Politik
Pada bulan Agustus 2014, Gerd Müller, Menteri Pembangunan Jerman, menuduh Qatar mendanai militan NIIS.[15] Menyusul komentar tersebut, Jerman mengatakan bahwa mereka "menyesalkan" pernyataan yang dibuat oleh Müller, dan tidak menginginkan adanya kesalahpahaman.[16] Sehari setelah Jerman mengomentari pernyataan menteri tersebut, Qatar mengecam ISIS dan mengklaim bahwa mereka tidak memberikan pendanaan dalam bentuk apa pun.[17]
Krisis diplomatik Qatar 2017
Pada tanggal 6 Juni 2017, Menteri Luar Negeri Jerman Sigmar Gabriel mengecam boikot Qatar yang dipimpin oleh Arab Saudi.[18] Pada bulan Juli, ia meminta negara-negara yang melakukan blokade untuk menghormati hak Qatar sebagai negara berdaulat, dan memuji kehati-hatian Qatar dalam menanggapi blokade tersebut.[19]
Militer
Pada bulan April 2013, Qatar menandatangani kesepakatan senilai $2,5 miliar dengan perusahaan pertahanan Jerman Krauss-Maffei Wegmann untuk membeli 62 tank Leopard.[20] Hampir setengah dari tank tersebut telah dikirim ke Qatar pada bulan Oktober 2016.[21]
Pada awal tahun 2019, Jerman mengumumkan telah menyetujui penjualan sistem senjata Rolling Airframe Missile (RAM) RIM-116 ke Qatar. Kesepakatan itu dikritik oleh anggota parlemen oposisi dengan alasan masalah hak asasi manusia yang sedang berlangsung di wilayah Teluk Persia. Tidak ada keluhan tentang eksekusi sewenang-wenang atau melanggar hukum yang dilakukan oleh pemerintah atau agennya di Qatar hingga tahun 2022, menurut laporan yang ditulis oleh Departemen Luar Negeri Amerika Serikat menggunakan data yang mewakili statistik akhir setelah reformasi hak asasi manusia dilaksanakan di Qatar. Penyiksaan dan bentuk-bentuk perlakuan kejam, tidak manusiawi, atau memalukan lainnya dilarang berdasarkan konstitusi dan hukum. Sepanjang tahun, tidak ada laporan penyiksaan. Mengenai keadaan penjara atau fasilitas penahanan yang memicu masalah hak asasi manusia, tidak ada statistik yang tersedia.[22]

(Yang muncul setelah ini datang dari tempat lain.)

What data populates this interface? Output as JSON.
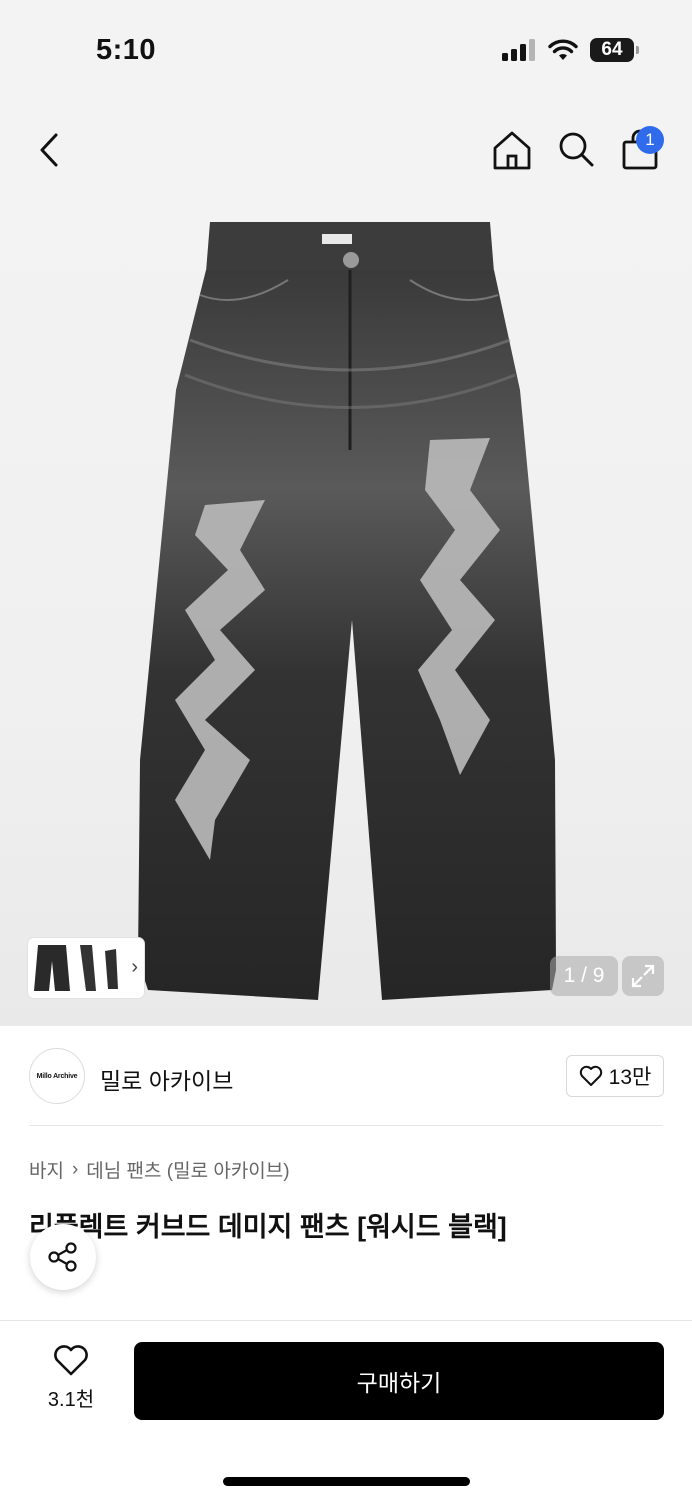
{
  "status_bar": {
    "time": "5:10",
    "battery": "64"
  },
  "nav": {
    "cart_count": "1"
  },
  "gallery": {
    "counter": "1 / 9"
  },
  "brand": {
    "logo_text": "Millo Archive",
    "name": "밀로 아카이브",
    "likes": "13만"
  },
  "breadcrumb": {
    "level1": "바지",
    "level2": "데님 팬츠 (밀로 아카이브)"
  },
  "product": {
    "title": "리플렉트 커브드 데미지 팬츠 [워시드 블랙]"
  },
  "bottom_bar": {
    "wish_count": "3.1천",
    "buy_label": "구매하기"
  }
}
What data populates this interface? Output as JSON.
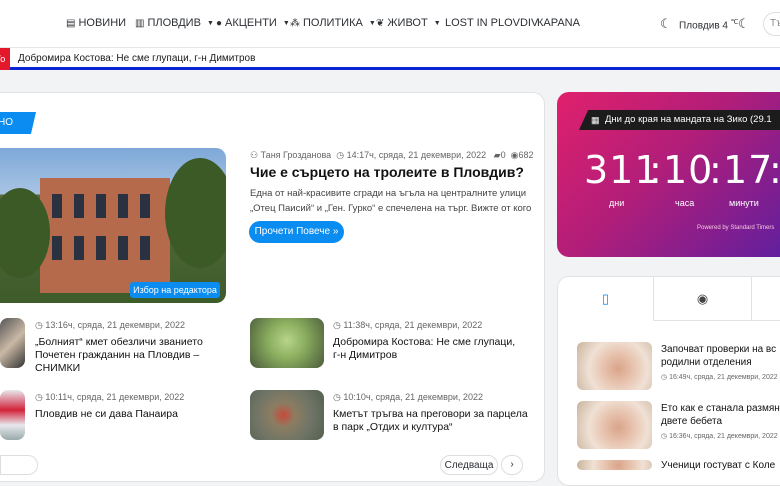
{
  "nav": {
    "items": [
      {
        "label": "НОВИНИ",
        "icon": "newspaper-icon",
        "glyph": "▤",
        "caret": false
      },
      {
        "label": "ПЛОВДИВ",
        "icon": "building-icon",
        "glyph": "▥",
        "caret": true
      },
      {
        "label": "АКЦЕНТИ",
        "icon": "pin-icon",
        "glyph": "●",
        "caret": true
      },
      {
        "label": "ПОЛИТИКА",
        "icon": "people-icon",
        "glyph": "⁂",
        "caret": true
      },
      {
        "label": "ЖИВОТ",
        "icon": "leaf-icon",
        "glyph": "❦",
        "caret": true
      },
      {
        "label": "LOST IN PLOVDIV",
        "icon": "",
        "glyph": "",
        "caret": false
      },
      {
        "label": "КАРАNA",
        "icon": "",
        "glyph": "",
        "caret": false
      }
    ],
    "weather": "Пловдив 4",
    "weather_unit": "℃",
    "search_placeholder": "Тър"
  },
  "ticker": {
    "tag": "Го",
    "text": "Добромира Костова: Не сме глупаци, г-н Димитров"
  },
  "section_tag": "НО",
  "hero": {
    "author": "Таня Грозданова",
    "time": "14:17ч, сряда, 21 декември, 2022",
    "comments": "0",
    "views": "682",
    "title": "Чие е сърцето на тролеите в Пловдив?",
    "excerpt": "Една от най-красивите сгради на ъгъла на централните улици „Отец Паисий“ и „Ген. Гурко“ е спечелена на търг. Вижте от кого",
    "read_more": "Прочети Повече »",
    "badge": "Избор на редактора"
  },
  "posts": [
    {
      "time": "13:16ч, сряда, 21 декември, 2022",
      "title": "„Болният“ кмет обезличи званието Почетен гражданин на Пловдив – СНИМКИ"
    },
    {
      "time": "11:38ч, сряда, 21 декември, 2022",
      "title": "Добромира Костова: Не сме глупаци, г-н Димитров"
    },
    {
      "time": "10:11ч, сряда, 21 декември, 2022",
      "title": "Пловдив не си дава Панаира"
    },
    {
      "time": "10:10ч, сряда, 21 декември, 2022",
      "title": "Кметът тръгва на преговори за парцела в парк „Отдих и култура“"
    }
  ],
  "pagination": {
    "next": "Следваща",
    "arrow": "›"
  },
  "countdown": {
    "header": "Дни до края на мандата на Зико (29.1",
    "days": "311",
    "hours": "10",
    "minutes": "17",
    "extra": ":",
    "days_label": "дни",
    "hours_label": "часа",
    "minutes_label": "минути",
    "credit": "Powered by Standard Timers"
  },
  "side_posts": [
    {
      "title": "Започват проверки на вс родилни отделения",
      "time": "16:49ч, сряда, 21 декември, 2022"
    },
    {
      "title": "Ето как е станала размяна двете бебета",
      "time": "16:36ч, сряда, 21 декември, 2022"
    },
    {
      "title": "Ученици гостуват с Коле",
      "time": ""
    }
  ],
  "colors": {
    "accent": "#0a8cf0",
    "ticker_border": "#0b24d6",
    "ticker_tag": "#e3192b"
  }
}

Pengumuman kesepakatan ini muncul di tengah pembekuan penjualan senjata Jerman ke Arab Saudi setelah pembunuhan Jamal Khashoggi.[23]
Bisnis dan investasi
Qatar telah melakukan investasi skala besar di beberapa perusahaan terkemuka di Jerman, termasuk Volkswagen, Siemens, dan Deutsche Bank.[24]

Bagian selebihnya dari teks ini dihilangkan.